In theoretical considerations it seem to exist several limitations of the applicability of HMMs for the phoneme modeling. First, the assumption of phonemes as the invariable speech units is insufficient. Comparison of the same phonemes pronounced in different utterances reveals the well-known coarticulation effect, i.e. the articulatory apparatus adapts the current phoneme to the neighboring phonemes so that the realization is slightly variable. Some additional variation is due to the changes in the data collection conditions and the speaker. In order to take all variations into account, several different HMMs should actually be trained for each phoneme. Another possibility would be to apply a more complicated state structure that allows skips and branches instead of the simple uni-directional chain of Figure 1. However, the trainability and the scarcity of the training data restrict the use of very sophisticated models.
The basic assumptions of Markov models that only the present state affects the transition probabilities and that the successive observations are independent, which allow the simple probabilistic inference, do not hold accurately for speech. Both the production of the signal and the feature extraction are affected by the neighboring events so that the models can only be treated as approximations. The static density models are only approximations, as well, since all phonemes do not generate quasistationary signals. For using only a few Gaussian mixtures per phoneme there is yet a possibility for mismatch, because the variation around the centroids of the clusters in the input space is not inherently Gaussian. Such non-Gaussian clusters can be accurately modeled using only a sufficiently large number of mixtures.
Numerical difficulties arise from the wide dynamical range of the Gaussian densities. To prevent too low sequence probabilities special tricks need to be used.
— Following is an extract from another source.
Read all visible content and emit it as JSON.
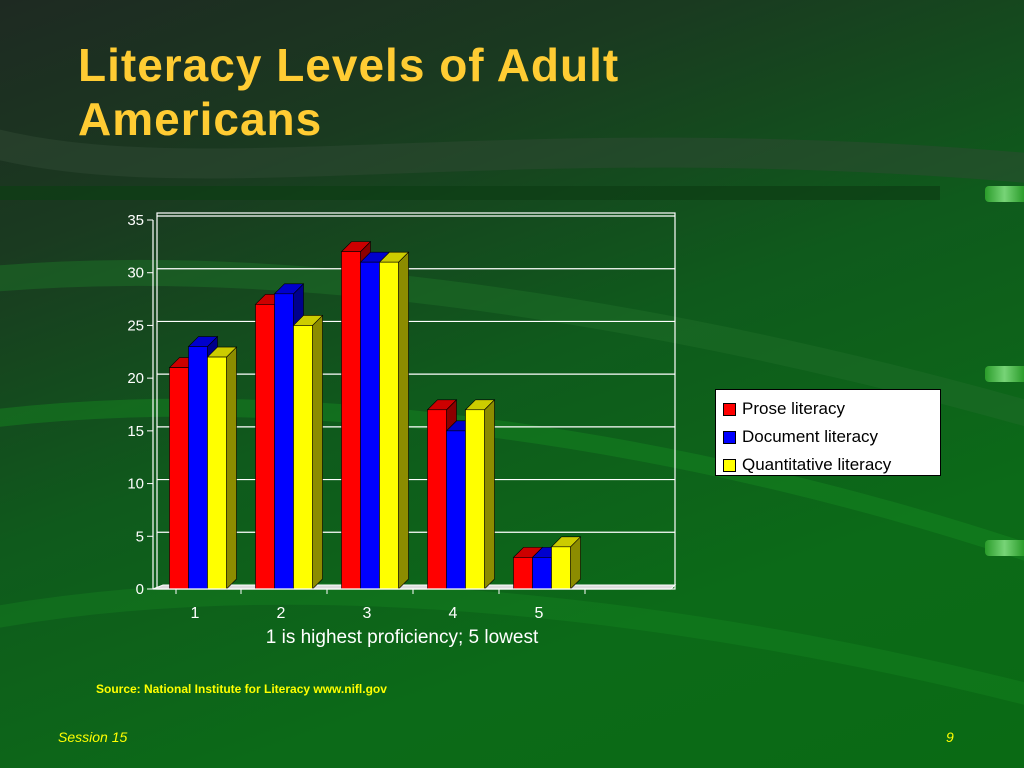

For example, the probabilities can be normalized at each time step or instead of multiplication in (17) the summation of logarithmized probabilities can be used [Rabiner, 1989]. The joining of the discrete weights and transition probabilities to the density function values having much wider dynamical range may sometimes cause problems, as well.
Anyhow, despite their inaccuracy and theoretical incompleteness the mixture density HMMs seem to work very well in practice, and they are applied in almost all current ASR systems. The reason is perhaps that since their structure is so simple and mathematically feasible, the models can be extended easily. It can be shown [Niles and Silverman, 1990] that the HMM training is actually very close to some ANN methods. In practice, the complexity of the data and the theoretical limitations of the HMMs can be then partly overcome by brute force, i.e by increasing codebooks, input dimensions, and the number of models. As known for neural computation in general, very complex systems can be modeled in appropriate accuracy by connecting a sufficient amount of simple units [Gorin and Mammone, 1994]. Special care must, however, be taken to control that there is enough training data and the data represents the task well. Otherwise the huge models will be over-fitted and will generalize poorly to independent test data. The heavily extended models are of the black-box type and do not necessarily offer any intelligible insights into the system.